Got it. That's helpful. And then it sounds like you're planning the Phase IIb and obesity is a reasonable next step here. Can you just comment at all on how you're thinking about positioning and maybe the potential to evaluate subcu 2735 in additional indications here beyond obesity.

Yes. We did look -- 1 obvious additional indication is the NASH or NASH indication. And we think the mechanism seems to be applicable there based on what we've seen recently. So that would be 1 area. I think for now, we're going to direct our resources in obesity but that would be 1 obvious indication that could see some benefit from the mechanism. And we know it seems to be applicable there.

Got it. That makes sense. Congrats again on the really stellar data.

Thanks a lot, Tom.

And now we have a question from Justin Zelin from BTIG.

Congrats on this really strong data here. Just a few questions for me. Brian, have you seen any incidence of pancreatitis in the study? And are you measuring biomarkers such as cholesterol or waist size in the study as well that we might get some data from?

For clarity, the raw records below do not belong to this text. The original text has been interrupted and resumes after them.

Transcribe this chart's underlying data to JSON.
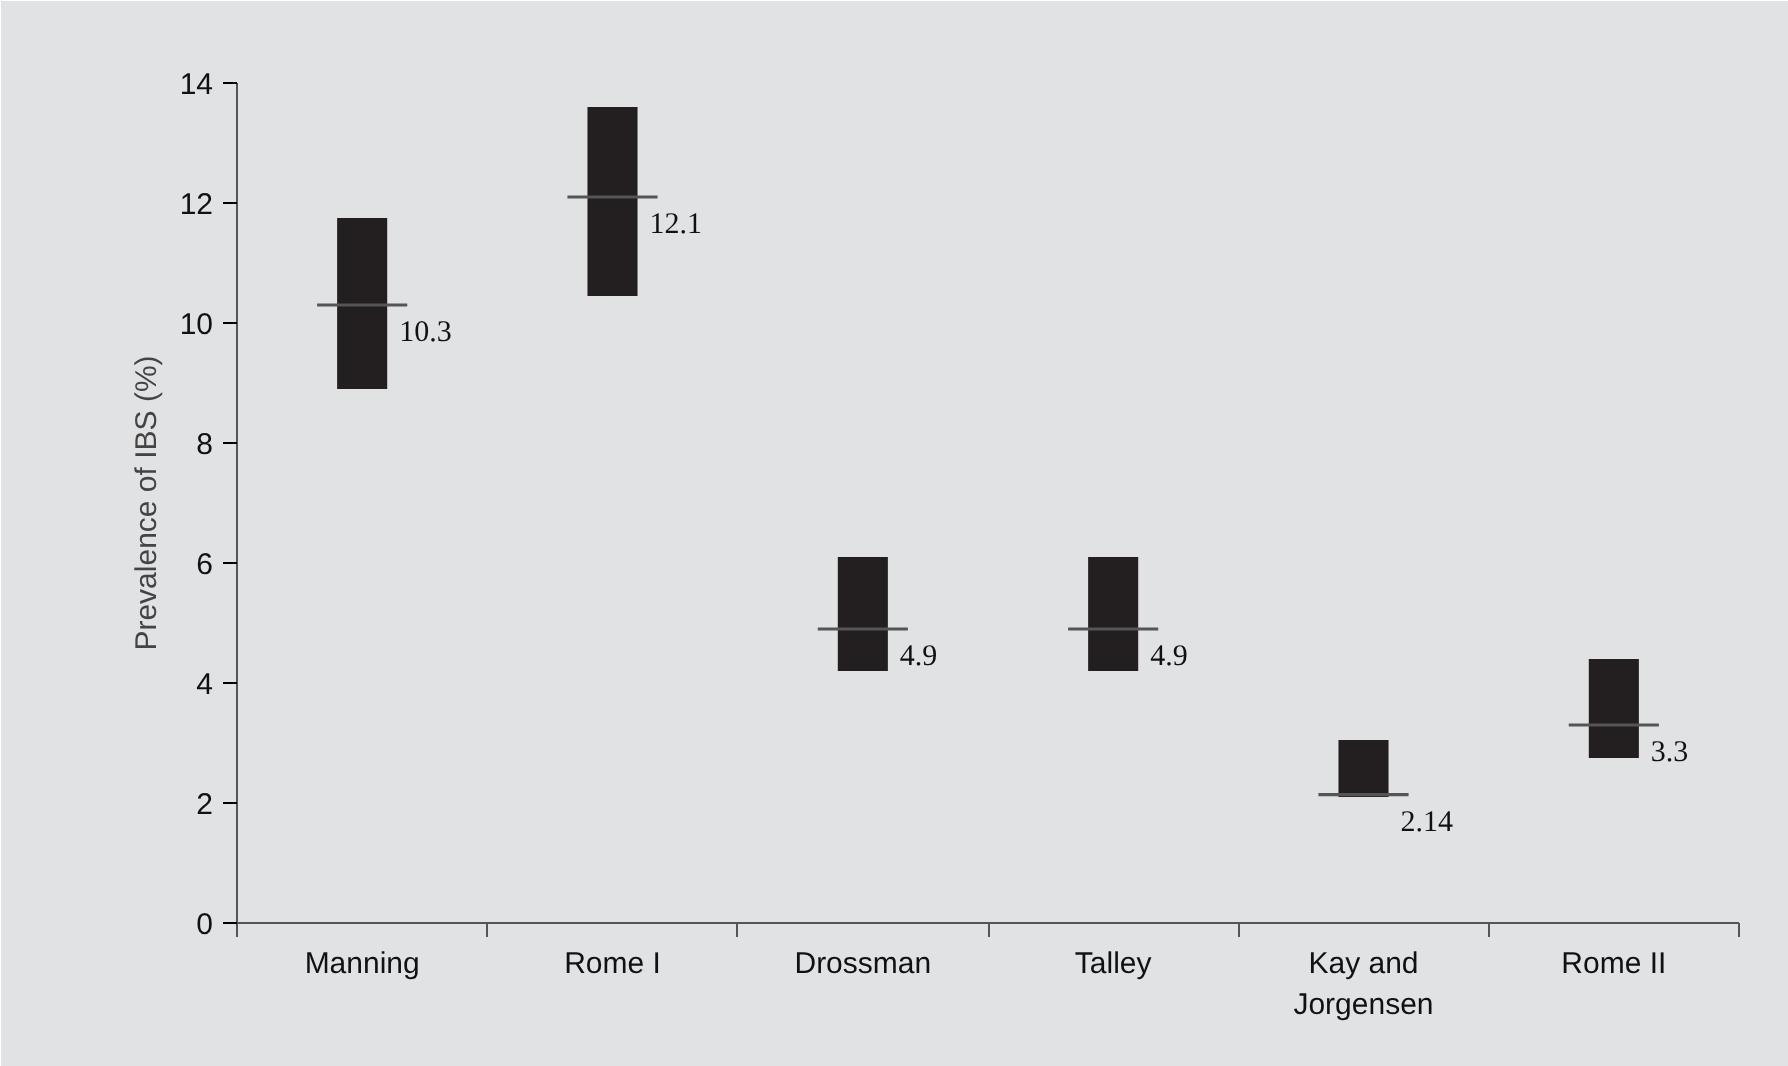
{
  "chart_data": {
    "type": "box",
    "categories": [
      "Manning",
      "Rome I",
      "Drossman",
      "Talley",
      "Kay and\nJorgensen",
      "Rome II"
    ],
    "ylabel": "Prevalence of IBS (%)",
    "series": [
      {
        "color": "#231f20",
        "boxes": [
          {
            "low": 8.9,
            "q1": 8.9,
            "median": 10.3,
            "q3": 11.75,
            "high": 11.75
          },
          {
            "low": 10.45,
            "q1": 10.45,
            "median": 12.1,
            "q3": 13.6,
            "high": 13.6
          },
          {
            "low": 4.2,
            "q1": 4.2,
            "median": 4.9,
            "q3": 6.1,
            "high": 6.1
          },
          {
            "low": 4.2,
            "q1": 4.2,
            "median": 4.9,
            "q3": 6.1,
            "high": 6.1
          },
          {
            "low": 2.1,
            "q1": 2.1,
            "median": 2.14,
            "q3": 3.05,
            "high": 3.05
          },
          {
            "low": 2.75,
            "q1": 2.75,
            "median": 3.3,
            "q3": 4.4,
            "high": 4.4
          }
        ],
        "value_labels": [
          "10.3",
          "12.1",
          "4.9",
          "4.9",
          "2.14",
          "3.3"
        ]
      }
    ],
    "ylim": [
      0,
      14
    ],
    "yticks": [
      0,
      2,
      4,
      6,
      8,
      10,
      12,
      14
    ]
  }
}
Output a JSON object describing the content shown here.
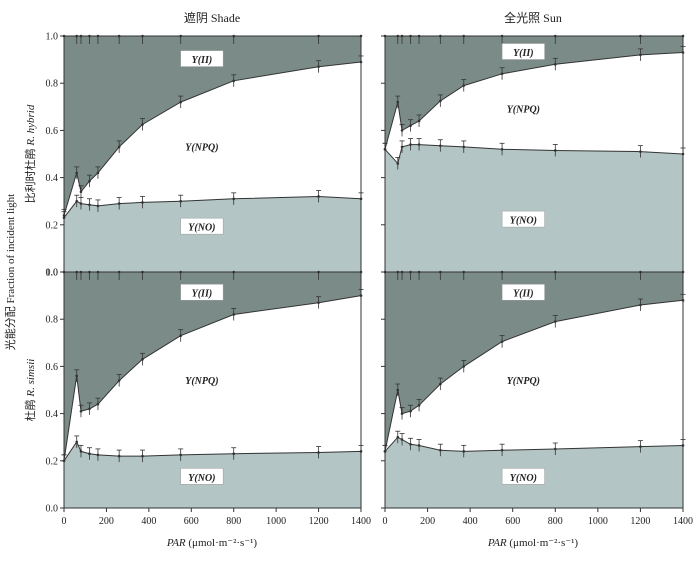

Yes. Thanks, Justin. No, I don't think there was any pancreatitis reported in the study. And we are monitoring lipids and all of those things, lipids, liver panel, clinical chemistry. We just don't have that level of detail at this point. In the Phase I, look, encouraging though, we did see LDL cholesterol and I think ApoB was reduced as well in 28 days. So that was an encouraging early data, but we just don't have it yet from this study.

Great. And just given the strong data here. I know in the past, you've talked about potential BD with this asset. Does that change your thinking moving forward and potentially looking to run pivotal studies on your own?

Yes. Thanks. It's a good question. I think our plan is to proceed aggressively with further clinical development. we're always open and always have been with all of our programs to BD discussions, and we'll pursue what would make sense for the company and our shareholders and patients in particular. But we're right now really focused on next steps of the program for us and remain with the open door policy for discussing opportunities.

Congrats once again.

Thanks, Justin.

Thank you very much. This concludes our question-and-answer session. And now I would like to turn the conference over to Stephanie Diaz for any closing remarks.

Thank you, everyone, for joining us today. Thank you for your continued support of Viking Therapeutics. And with that, we'll end the call. Have a great day.

The conference has now concluded. Thank you for attending today's presentation. You may now disconnect. Have a good day.